2- Isaïe a compris qu’un privilège reçu de Dieu n’isole pas. Il est utile de le redire en théologie mariale : sa conception immaculée, sa maternité virginale et divine, son Assomption ne sont pas des caractéristiques qui l’isolent et excluent le reste de l’humanité, mais le signe et l’instrument d’un amour divin universel, ce que le concile Vatican II a fort bien exprimé[3].
3- Comme au temps d’Isaïe qui avait une notion de la royauté de Dieu suffisamment large pour concevoir que Dieu exerce sa souveraineté sur les païens[4], la foi chrétienne est suffisamment large pour avoir l’espérance que les païens s’ouvrent à son Esprit Saint.

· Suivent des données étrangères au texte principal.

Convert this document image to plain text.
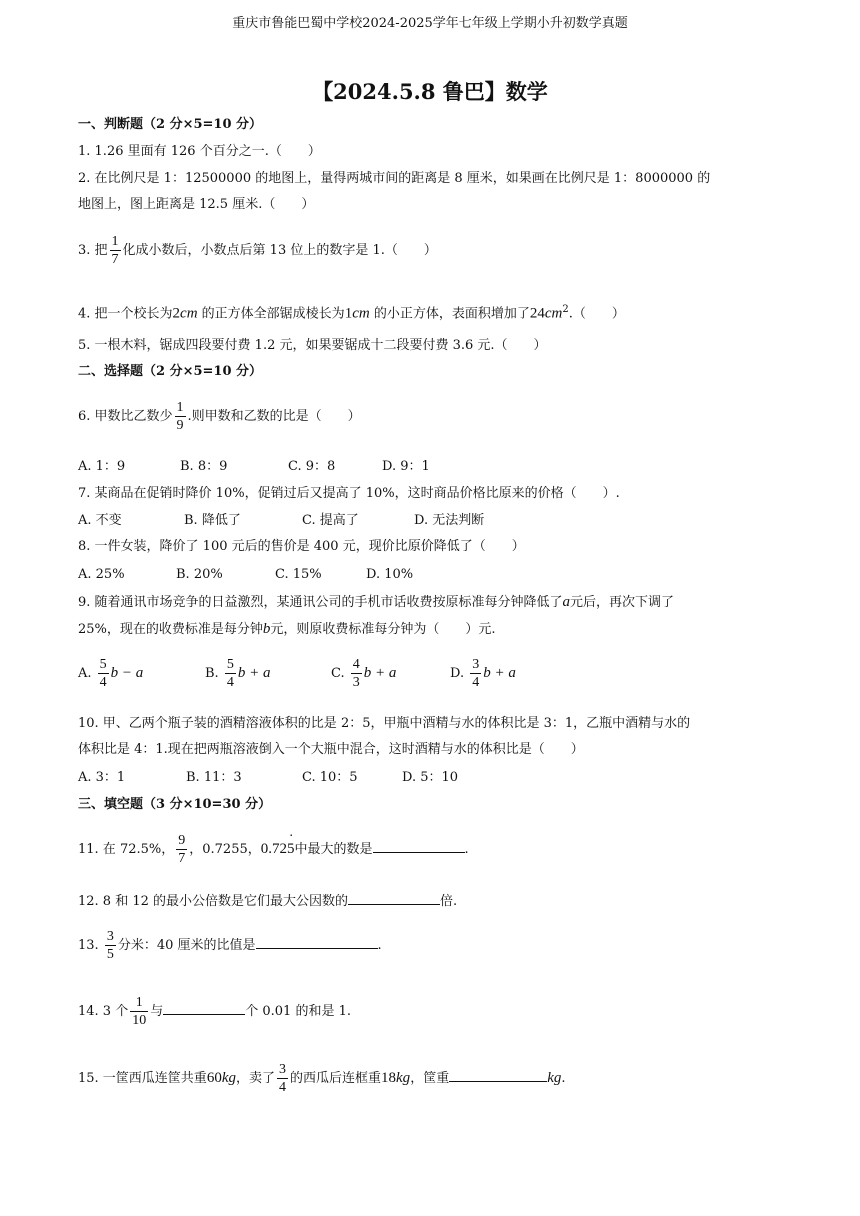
重庆市鲁能巴蜀中学校2024-2025学年七年级上学期小升初数学真题
【2024.5.8 鲁巴】数学
一、判断题（2 分×5=10 分）
1. 1.26 里面有 126 个百分之一.（　　）
2. 在比例尺是 1：12500000 的地图上，量得两城市间的距离是 8 厘米，如果画在比例尺是 1：8000000 的
地图上，图上距离是 12.5 厘米.（　　）
3. 把 $\frac{1}{7}$ 化成小数后，小数点后第 13 位上的数字是 1.（　　）
4. 把一个校长为2cm 的正方体全部锯成棱长为1cm 的小正方体，表面积增加了$24cm^2$.（　　）
5. 一根木料，锯成四段要付费 1.2 元，如果要锯成十二段要付费 3.6 元.（　　）
二、选择题（2 分×5=10 分）
6. 甲数比乙数少 $\frac{1}{9}$ .则甲数和乙数的比是（　　）
A. 1：9	B. 8：9	C. 9：8	D. 9：1
7. 某商品在促销时降价 10%，促销过后又提高了 10%，这时商品价格比原来的价格（　　）.
A. 不变	B. 降低了	C. 提高了	D. 无法判断
8. 一件女装，降价了 100 元后的售价是 400 元，现价比原价降低了（　　）
A. 25%	B. 20%	C. 15%	D. 10%
9. 随着通讯市场竞争的日益激烈，某通讯公司的手机市话收费按原标准每分钟降低了a元后，再次下调了
25%，现在的收费标准是每分钟b元，则原收费标准每分钟为（　　）元.
A. $\frac{5}{4}$ b − a	B. $\frac{5}{4}$ b + a	C. $\frac{4}{3}$ b + a	D. $\frac{3}{4}$ b + a
10. 甲、乙两个瓶子装的酒精溶液体积的比是 2：5，甲瓶中酒精与水的体积比是 3：1，乙瓶中酒精与水的
体积比是 4：1.现在把两瓶溶液倒入一个大瓶中混合，这时酒精与水的体积比是（　　）
A. 3：1	B. 11：3	C. 10：5	D. 5：10
三、填空题（3 分×10=30 分）
11. 在 72.5%， $\frac{9}{7}$ ，0.7255，0.725 ·中最大的数是	.
12. 8 和 12 的最小公倍数是它们最大公因数的	倍.
13. $\frac{3}{5}$ 分米：40 厘米的比值是	.
14. 3 个 $\frac{1}{10}$ 与	个 0.01 的和是 1.
15. 一筐西瓜连筐共重60kg，卖了 $\frac{3}{4}$ 的西瓜后连框重18kg，筐重	kg.
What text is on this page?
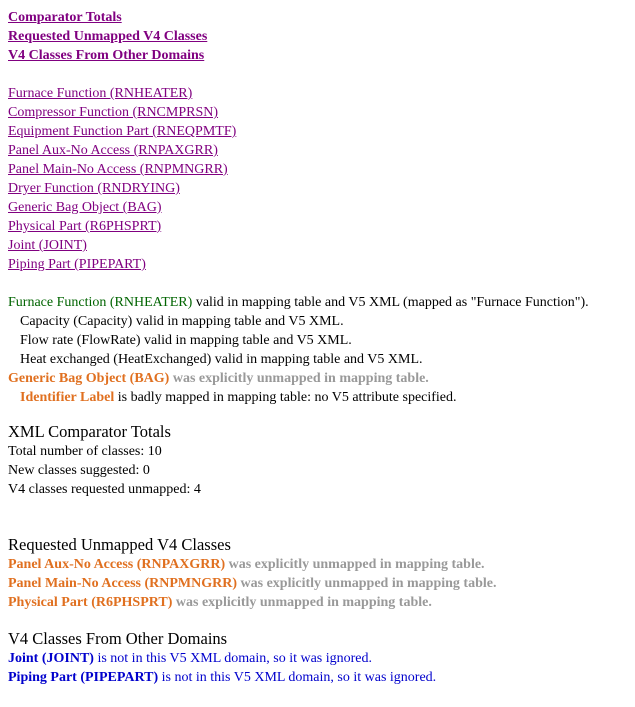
Comparator Totals
Requested Unmapped V4 Classes
V4 Classes From Other Domains
Furnace Function (RNHEATER)
Compressor Function (RNCMPRSN)
Equipment Function Part (RNEQPMTF)
Panel Aux-No Access (RNPAXGRR)
Panel Main-No Access (RNPMNGRR)
Dryer Function (RNDRYING)
Generic Bag Object (BAG)
Physical Part (R6PHSPRT)
Joint (JOINT)
Piping Part (PIPEPART)
Furnace Function (RNHEATER) valid in mapping table and V5 XML (mapped as "Furnace Function").
Capacity (Capacity) valid in mapping table and V5 XML.
Flow rate (FlowRate) valid in mapping table and V5 XML.
Heat exchanged (HeatExchanged) valid in mapping table and V5 XML.
Generic Bag Object (BAG) was explicitly unmapped in mapping table.
Identifier Label is badly mapped in mapping table: no V5 attribute specified.
XML Comparator Totals
Total number of classes: 10
New classes suggested: 0
V4 classes requested unmapped: 4
Requested Unmapped V4 Classes
Panel Aux-No Access (RNPAXGRR) was explicitly unmapped in mapping table.
Panel Main-No Access (RNPMNGRR) was explicitly unmapped in mapping table.
Physical Part (R6PHSPRT) was explicitly unmapped in mapping table.
V4 Classes From Other Domains
Joint (JOINT) is not in this V5 XML domain, so it was ignored.
Piping Part (PIPEPART) is not in this V5 XML domain, so it was ignored.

4- Les païens ne sont pas des « chrétiens sans le savoir », des gens qui auraient reçu le salut sans avoir reçu le baptême. Il s’agit de l’Esprit Saint, et non pas du salut. Il n’y a pas de salut sans contact avec Jésus-Christ incarné mort et ressuscité, et personne ne peut croire sans qu’on lui ait prêché (Rm 10, 14). – Le christianisme enseigne que si ce salut n’a pas été reçu sur la terre, il peut l’être dans l’Au-delà par la bonne nouvelle annoncée aux défunts[5]. L’Esprit Saint conduit à reconnaître le Christ ; l’Esprit Saint conduit aussi aux bonnes œuvres ; il prépare donc le salut éternel, car si nos œuvres sont mauvaises, à l’heure de la mort nous fuirons Jésus et son salut, mais celui qui fait le bien vient à la lumière (Jn 3, 20-21).
© Françoise Breynaert
[1]Jusque-là, les Hébreux pouvaient penser que les divinités étrangères existaient ailleurs, mais les prophètes leurs apprenaient que ces divinités étaient vaines, ainsi Elie (1R 18), et Jérémie : « Or ce ne sont pas même des dieux ! » (Jr 2, 11, cf. Jr 51, 44 ; Baruch 6, 40…).
[2] JEAN PAUL II, Audience du mercredi 31 octobre 2001
[3] Constitution dogmatique Lumen gentium chapitre VIII.
[4] Cf. JEAN PAUL II, Audience du mercredi 31 octobre 2001
[5] Cf. Jn 5, 25 ; 1P4, 6 et le Credo « il est descendu aux enfers », et leur commentaire dans le catéchisme de l’Eglise catholique § 634-635.